The "amplifying" step, in contrast, is not overly generalized. Instead of directing the scientist to prepare the DNA for analysis by a method of his or her choosing, the step specifically requires amplification using a primer pair that spans a non-coding sequence. Id. at 59:59-64. On its face, this step provides sufficient direction meaningfully to limit the claim. Because the "amplifying" step provides adequate guidance, and because all the claim steps must be considered as a whole, no clear and convincing evidence reflects that the '179 patent claims are overly generalized.
The '179 patent claims do not, as a matter of law, fail the machine-or-transformation test. Under that test, a claim may be meaningfully limited if: "(1) it is tied to a particular machine or apparatus, or (2) it transforms a particular article into a different state or thing." See Bilski, 130 S.Ct. at 3234 (quoting In re Bilski, 545 F.3d 943, 954-955 (Fed. Cir.2008)). GTG argues the patent claims require "primer pairs," which are "machines" because they are man-made tools used to amplify DNA selectively. (ECF No. 75 at 18-19 & n. 15). In addition, GTG maintains the claimed methods transform naturally occurring DNA into man-made amplified DNA.
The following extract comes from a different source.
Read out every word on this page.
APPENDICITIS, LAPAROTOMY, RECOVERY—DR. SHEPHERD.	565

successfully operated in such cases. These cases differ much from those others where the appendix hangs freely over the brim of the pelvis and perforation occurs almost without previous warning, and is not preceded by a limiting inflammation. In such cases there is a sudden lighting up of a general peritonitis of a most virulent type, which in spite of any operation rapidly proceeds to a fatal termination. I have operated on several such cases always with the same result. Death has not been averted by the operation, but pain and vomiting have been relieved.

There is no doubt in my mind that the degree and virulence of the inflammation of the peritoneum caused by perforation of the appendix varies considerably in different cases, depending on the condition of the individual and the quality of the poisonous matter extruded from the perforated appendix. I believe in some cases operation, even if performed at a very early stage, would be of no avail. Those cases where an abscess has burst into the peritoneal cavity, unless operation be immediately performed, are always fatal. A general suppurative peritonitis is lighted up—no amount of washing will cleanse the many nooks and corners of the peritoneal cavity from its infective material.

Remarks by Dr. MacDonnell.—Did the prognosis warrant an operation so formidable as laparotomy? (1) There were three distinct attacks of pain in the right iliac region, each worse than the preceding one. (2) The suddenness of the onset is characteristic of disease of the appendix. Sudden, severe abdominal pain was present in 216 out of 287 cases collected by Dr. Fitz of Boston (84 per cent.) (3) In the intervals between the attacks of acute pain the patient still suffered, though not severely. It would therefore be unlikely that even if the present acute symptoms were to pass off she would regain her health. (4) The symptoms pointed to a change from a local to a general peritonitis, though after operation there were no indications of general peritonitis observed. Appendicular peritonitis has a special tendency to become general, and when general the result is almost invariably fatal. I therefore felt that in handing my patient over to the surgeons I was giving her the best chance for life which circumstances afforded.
With respect to the machine prong, Agilent does not dispute a primer pair can constitute a machine. Rather, Agilent maintains the '179 patent defines "primer pair" too broadly to tie the claimed methods to a "particular" machine.
Agilent also disputes whether the claimed methods require a transformation, because the amplified DNA is a nucleotide for nucleotide copy of the natural DNA.
In sum, none of Ultramercial's considerations support a finding of clear and convincing evidence that the '179 patent claims are not meaningfully limited. The "amplifying" limitation plausibly provides sufficient inventive concept to transform the unpatentable natural law into a patentable application of that law. Whether the amplification step in fact meaningfully limits the claimed methods is a question better addressed at a later stage of litigation.
For the above reasons, defendant's motion to dismiss is denied. Although the correlations between genomic variations in non-coding and coding DNA sequences are unpatentable laws of nature, Agilent has not shown by clear and convincing evidence that the '179 patent's claims are not meaningfully limited applications of those natural laws.
IT IS SO ORDERED.
Alice, 717 F.3d at 1292 n. 1 (Rader, J., concurring-in-part).